Ya. DED Inconel 625 mempertahankan kekuatan yang melebihi paduan cor konvensional pada kisaran suhu 400°C hingga 850°C. Duktilitas tetap stabil di bawah 700°C dan menurun secara moderat di atas suhu ini. Material mengalami transisi dari patah ulet ke patah campuran (mixed-mode fracture) antara 600°C dan 850°C, sesuai dengan perilaku tinggi suhu yang diharapkan dari superalloy berbasis nikel dalam kisaran layanan ini.

Apakah antarmuka antar-lapisan DED merupakan kelemahan pada Inconel 625?

Tidak. Analisis mikroskopis menegaskan bahwa kegagalan pada Inconel 625 hasil DED terjadi di dalam butir kristal, bukan di antarmuka antar-lapisan. Tidak teramati konsentrasi tegangan di batas lapisan.
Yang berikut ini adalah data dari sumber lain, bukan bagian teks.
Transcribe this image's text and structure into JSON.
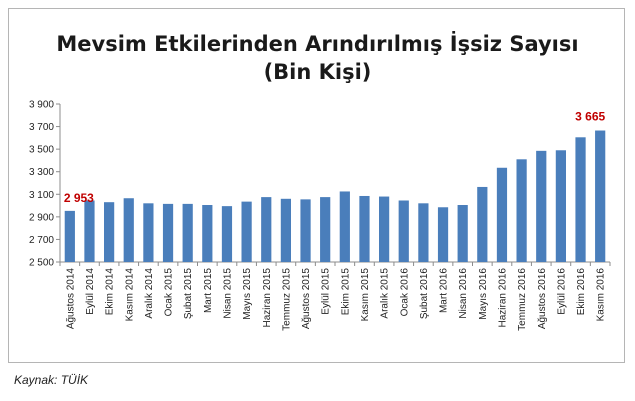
{
  "title_line1": "Mevsim Etkilerinden Arındırılmış İşsiz Sayısı",
  "title_line2": "(Bin Kişi)",
  "source": "Kaynak: TÜİK",
  "chart_data": {
    "type": "bar",
    "title": "Mevsim Etkilerinden Arındırılmış İşsiz Sayısı (Bin Kişi)",
    "xlabel": "",
    "ylabel": "",
    "ylim": [
      2500,
      3900
    ],
    "yticks": [
      2500,
      2700,
      2900,
      3100,
      3300,
      3500,
      3700,
      3900
    ],
    "ytick_labels": [
      "2 500",
      "2 700",
      "2 900",
      "3 100",
      "3 300",
      "3 500",
      "3 700",
      "3 900"
    ],
    "grid": false,
    "legend": "none",
    "bar_color": "#4a7ebb",
    "annotation_color": "#c00000",
    "categories": [
      "Ağustos 2014",
      "Eylül 2014",
      "Ekim 2014",
      "Kasım 2014",
      "Aralık 2014",
      "Ocak 2015",
      "Şubat 2015",
      "Mart 2015",
      "Nisan 2015",
      "Mayıs 2015",
      "Haziran 2015",
      "Temmuz 2015",
      "Ağustos 2015",
      "Eylül 2015",
      "Ekim 2015",
      "Kasım 2015",
      "Aralık 2015",
      "Ocak 2016",
      "Şubat 2016",
      "Mart 2016",
      "Nisan 2016",
      "Mayıs 2016",
      "Haziran 2016",
      "Temmuz 2016",
      "Ağustos 2016",
      "Eylül 2016",
      "Ekim 2016",
      "Kasım 2016"
    ],
    "values": [
      2953,
      3045,
      3030,
      3065,
      3020,
      3015,
      3015,
      3005,
      2995,
      3035,
      3075,
      3060,
      3055,
      3075,
      3125,
      3085,
      3080,
      3045,
      3020,
      2985,
      3005,
      3165,
      3335,
      3410,
      3485,
      3490,
      3605,
      3665
    ],
    "annotations": [
      {
        "category": "Ağustos 2014",
        "label": "2 953"
      },
      {
        "category": "Kasım 2016",
        "label": "3 665"
      }
    ]
  }
}
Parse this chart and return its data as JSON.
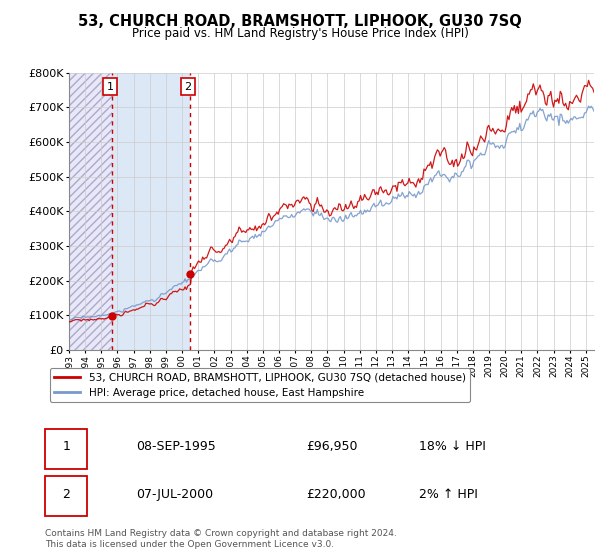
{
  "title": "53, CHURCH ROAD, BRAMSHOTT, LIPHOOK, GU30 7SQ",
  "subtitle": "Price paid vs. HM Land Registry's House Price Index (HPI)",
  "legend_label_red": "53, CHURCH ROAD, BRAMSHOTT, LIPHOOK, GU30 7SQ (detached house)",
  "legend_label_blue": "HPI: Average price, detached house, East Hampshire",
  "transaction1_label": "1",
  "transaction1_date": "08-SEP-1995",
  "transaction1_price": "£96,950",
  "transaction1_hpi": "18% ↓ HPI",
  "transaction2_label": "2",
  "transaction2_date": "07-JUL-2000",
  "transaction2_price": "£220,000",
  "transaction2_hpi": "2% ↑ HPI",
  "footer": "Contains HM Land Registry data © Crown copyright and database right 2024.\nThis data is licensed under the Open Government Licence v3.0.",
  "ylim": [
    0,
    800000
  ],
  "yticks": [
    0,
    100000,
    200000,
    300000,
    400000,
    500000,
    600000,
    700000,
    800000
  ],
  "ytick_labels": [
    "£0",
    "£100K",
    "£200K",
    "£300K",
    "£400K",
    "£500K",
    "£600K",
    "£700K",
    "£800K"
  ],
  "xstart": 1993.0,
  "xend": 2025.5,
  "transaction1_x": 1995.69,
  "transaction2_x": 2000.52,
  "t1_price": 96950,
  "t2_price": 220000,
  "background_color": "#ffffff",
  "hatch_edgecolor": "#aaaacc",
  "hatch_facecolor": "#e8e8f8",
  "blue_span_color": "#dce8f5",
  "grid_color": "#cccccc",
  "red_color": "#cc0000",
  "blue_color": "#7799cc"
}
Peleburan ulang permukaan lapisan sebelumnya selama pengendapan lapisan berikutnya menghasilkan ikatan metalurgi sempurna, sehingga wilayah antarmuka tidak dapat dibedakan secara struktural dari material endapan utuh.

Apakah Inconel 625 hasil DED dapat menjalani perlakuan panas setelah pengendapan?

Ya. DED Inconel 625 dapat menjalani perlakuan panas pelarutan dan penuaan yang sesuai dengan spesifikasi perlakuan panas standar paduan tersebut. Perlakuan panas pasca-deposisi mengurangi tegangan sisa akibat siklus termal selama proses deposisi dan dapat lebih menyeragamkan struktur mikro. Siklus perlakuan panas spesifik tergantung pada kondisi penggunaan—relaksasi tegangan pada 870°C, perlakuan larut pada 980–1.150°C, atau perlakuan larut penuh dan penuaan untuk memperoleh sifat optimal pada suhu tinggi.